Я его явно разочаровала.
— Ну не мог он сказать, что его застрелила жена. Что именно он сказал? Может, Бьёрн не так понял? Как это Бьёрн не видел, кто его застрелил?
— Его застрелили из штуцера.
— Откуда вы знаете?
— Это можно было определить по звуку выстрела, а также по входному отверстию. И еще: выстрел был произведен с большого расстояния. Бьёрн ничего не видел, и Халланд не видел того, кто стрелял.
— Но почему же? Почему он так сказал?
— Вот именно — почему? — отозвался Фундер. — У вас в доме есть штуцер?
Нет, никакого оружия у нас не было.
Нет, я не стреляла в Халланда.
Нет, я не видела Халланда со вчерашнего вечера.
Нет, я не могла себе вообразить, чтобы кто-нибудь хотел убить Халланда. Никаких врагов, враги бывают только в кино. И стреляют в человека только в кино. Но что я знала о жизни Халланда вне этих стен?
— Коль хочешь избежать утрат, не возлюби всего земного, — произнесла я.
Представители правопорядка вскинули на меня глаза.
— Людвиг Бёдкер,[4] — подсказала я.
3
Помню, во мне боролись два чувства, мне лучше всего запоминаются противоречивые чувства.
Криста Вольф «На своей шкуре»[5]Они хотели бы осмотреть нашу машину — я сняла с крючка в кухне свои ключи. Проходя по коридору, я показала на пиджак Халланда. И его папку. Они проверили карманы пиджака, открыли папку, заглянули в нее и положили на место.
В машине ничего не нашли. Пустой пластиковый ящик в багажнике, он там всегда был, резиновые сапоги Халланда, его атлас птиц, плед на заднем сиденье, в бардачке — дорожная карта, карманный фонарик и маленький бинокль.
— Он сегодня вообще не садился за руль, — сказала я. Знать я этого не могла, но так оно, скорее всего, и было.

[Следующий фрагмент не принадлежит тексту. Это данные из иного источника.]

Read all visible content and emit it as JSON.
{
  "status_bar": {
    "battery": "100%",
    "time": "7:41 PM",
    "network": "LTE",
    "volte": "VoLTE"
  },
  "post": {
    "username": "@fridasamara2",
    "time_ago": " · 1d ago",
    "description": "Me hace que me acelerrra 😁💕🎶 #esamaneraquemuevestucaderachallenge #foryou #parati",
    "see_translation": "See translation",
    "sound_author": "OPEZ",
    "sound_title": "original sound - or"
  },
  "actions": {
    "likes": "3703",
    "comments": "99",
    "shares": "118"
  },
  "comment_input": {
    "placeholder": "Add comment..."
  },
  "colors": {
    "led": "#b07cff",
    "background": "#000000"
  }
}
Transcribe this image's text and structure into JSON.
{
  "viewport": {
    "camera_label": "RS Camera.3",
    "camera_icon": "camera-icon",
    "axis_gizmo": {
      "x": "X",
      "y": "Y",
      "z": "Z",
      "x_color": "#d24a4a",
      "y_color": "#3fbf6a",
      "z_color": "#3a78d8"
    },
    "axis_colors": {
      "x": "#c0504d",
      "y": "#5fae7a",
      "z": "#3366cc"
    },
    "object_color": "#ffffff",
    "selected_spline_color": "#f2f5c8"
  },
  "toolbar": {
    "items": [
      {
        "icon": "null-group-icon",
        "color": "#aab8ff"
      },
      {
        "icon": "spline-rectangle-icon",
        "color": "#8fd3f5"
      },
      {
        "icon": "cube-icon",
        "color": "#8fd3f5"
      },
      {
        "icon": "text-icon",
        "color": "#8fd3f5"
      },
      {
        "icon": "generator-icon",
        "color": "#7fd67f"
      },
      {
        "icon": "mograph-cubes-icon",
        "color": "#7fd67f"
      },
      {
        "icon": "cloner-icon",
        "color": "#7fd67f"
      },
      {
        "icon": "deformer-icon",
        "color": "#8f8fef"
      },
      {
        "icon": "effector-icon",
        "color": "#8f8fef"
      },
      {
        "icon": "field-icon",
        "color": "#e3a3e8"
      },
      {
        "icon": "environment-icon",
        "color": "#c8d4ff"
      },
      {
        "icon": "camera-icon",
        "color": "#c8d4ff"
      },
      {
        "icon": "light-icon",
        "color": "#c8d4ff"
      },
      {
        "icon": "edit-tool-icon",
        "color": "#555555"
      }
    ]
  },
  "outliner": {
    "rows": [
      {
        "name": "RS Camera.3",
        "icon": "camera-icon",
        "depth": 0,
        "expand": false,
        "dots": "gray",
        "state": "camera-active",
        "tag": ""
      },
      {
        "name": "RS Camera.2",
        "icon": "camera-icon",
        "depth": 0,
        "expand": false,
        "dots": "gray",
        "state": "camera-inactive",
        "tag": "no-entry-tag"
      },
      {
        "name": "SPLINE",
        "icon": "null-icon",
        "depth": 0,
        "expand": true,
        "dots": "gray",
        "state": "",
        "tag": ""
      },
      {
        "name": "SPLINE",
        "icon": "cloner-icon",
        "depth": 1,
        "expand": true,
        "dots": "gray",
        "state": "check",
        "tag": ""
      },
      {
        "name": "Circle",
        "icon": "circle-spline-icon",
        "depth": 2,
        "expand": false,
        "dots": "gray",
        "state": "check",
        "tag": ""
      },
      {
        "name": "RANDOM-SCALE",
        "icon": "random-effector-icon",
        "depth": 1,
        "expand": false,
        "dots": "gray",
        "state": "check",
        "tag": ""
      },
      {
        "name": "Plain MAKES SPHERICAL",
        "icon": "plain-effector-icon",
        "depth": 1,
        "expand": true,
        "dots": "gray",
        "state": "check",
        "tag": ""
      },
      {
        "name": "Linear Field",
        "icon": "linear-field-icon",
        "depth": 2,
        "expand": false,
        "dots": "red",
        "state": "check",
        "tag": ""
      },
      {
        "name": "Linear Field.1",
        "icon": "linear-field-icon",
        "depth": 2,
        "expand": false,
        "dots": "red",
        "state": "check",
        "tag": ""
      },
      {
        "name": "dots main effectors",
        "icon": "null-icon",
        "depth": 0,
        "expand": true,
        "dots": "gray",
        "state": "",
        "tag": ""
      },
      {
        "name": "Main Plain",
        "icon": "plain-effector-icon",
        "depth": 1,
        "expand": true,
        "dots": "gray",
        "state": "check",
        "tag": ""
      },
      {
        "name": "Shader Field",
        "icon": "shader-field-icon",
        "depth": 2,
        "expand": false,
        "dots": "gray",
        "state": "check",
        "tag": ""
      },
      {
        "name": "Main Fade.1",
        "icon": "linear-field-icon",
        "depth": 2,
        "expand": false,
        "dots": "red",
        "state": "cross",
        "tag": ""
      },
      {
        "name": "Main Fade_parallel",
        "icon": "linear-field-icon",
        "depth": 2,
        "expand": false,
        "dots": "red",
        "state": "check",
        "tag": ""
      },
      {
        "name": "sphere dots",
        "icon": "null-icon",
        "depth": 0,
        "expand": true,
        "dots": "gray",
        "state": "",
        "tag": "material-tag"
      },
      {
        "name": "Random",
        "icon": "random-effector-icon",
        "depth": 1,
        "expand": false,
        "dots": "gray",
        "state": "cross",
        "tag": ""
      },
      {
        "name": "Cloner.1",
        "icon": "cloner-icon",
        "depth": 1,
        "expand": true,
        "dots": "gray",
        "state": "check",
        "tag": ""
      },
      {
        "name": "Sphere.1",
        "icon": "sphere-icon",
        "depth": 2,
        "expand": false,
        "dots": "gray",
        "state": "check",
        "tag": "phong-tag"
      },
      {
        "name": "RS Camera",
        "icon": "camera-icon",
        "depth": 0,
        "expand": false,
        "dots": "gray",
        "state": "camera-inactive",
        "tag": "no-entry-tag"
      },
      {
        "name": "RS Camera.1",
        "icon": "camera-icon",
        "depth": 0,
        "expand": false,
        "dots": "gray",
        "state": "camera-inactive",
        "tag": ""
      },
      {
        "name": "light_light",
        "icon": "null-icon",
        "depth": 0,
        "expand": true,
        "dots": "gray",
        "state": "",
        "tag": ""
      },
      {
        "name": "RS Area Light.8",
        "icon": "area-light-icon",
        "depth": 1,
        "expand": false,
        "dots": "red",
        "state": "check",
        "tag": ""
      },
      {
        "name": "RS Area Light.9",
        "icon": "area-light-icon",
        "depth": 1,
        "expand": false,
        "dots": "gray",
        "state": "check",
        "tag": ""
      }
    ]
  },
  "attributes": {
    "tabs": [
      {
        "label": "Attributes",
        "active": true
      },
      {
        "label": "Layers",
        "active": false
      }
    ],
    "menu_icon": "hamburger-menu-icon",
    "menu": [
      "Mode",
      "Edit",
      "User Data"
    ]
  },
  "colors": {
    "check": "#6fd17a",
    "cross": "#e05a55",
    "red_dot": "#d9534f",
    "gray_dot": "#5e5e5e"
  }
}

Когда они ушли, я легла на пол в гостиной. Больше мне нигде не сиделось и не лежалось, вся мебель была какая-то не та. Я лежала и ждала, опустошенная, не осмеливаясь думать, хотя все равно мысли неслись галопом, потом опять стало тихо, пусто, меня тошнило, хотелось спать, но я не сводила глаз с потолка. Я констатировала: там паутина, это было самым конструктивным, что выдал мой мозг, — и не конструктивным, потому что я не поднялась и не смахнула ее. А еще мне пришло на ум, что надо бы найти какую-нибудь детскую фотографию Халланда. Я знала, у него их очень немного; там был снимок, где он на летних каникулах и стоит рядом с теленочком. Помнится, глядя на этот снимок, он так и сказал: теленочек. Я стала раздумывать: он не в альбоме, тогда где же, куда Халланд мог его спрятать, как получилось, что я его увидела, я попыталась мысленно реконструировать те ситуации, когда Халланд держал этот снимок в руках, я целиком перенеслась туда: обеденный стол, гости, снимок, чей-то смех. Завтрак на кухне, газета, кофе, длинноволосый: пересказанный сон — и снимок. Что это был за сон, что ему снилось, слушала ли я его? Однако я не поднялась и не пошла искать. Я лежала. Через несколько часов они вернулись, и я поехала с ними. При выезде из города я услышала в опущенное окно жаворонка, и на меня нахлынула внезапная радость, и я тотчас же себе ужаснулась. Я ехала молча, они тоже.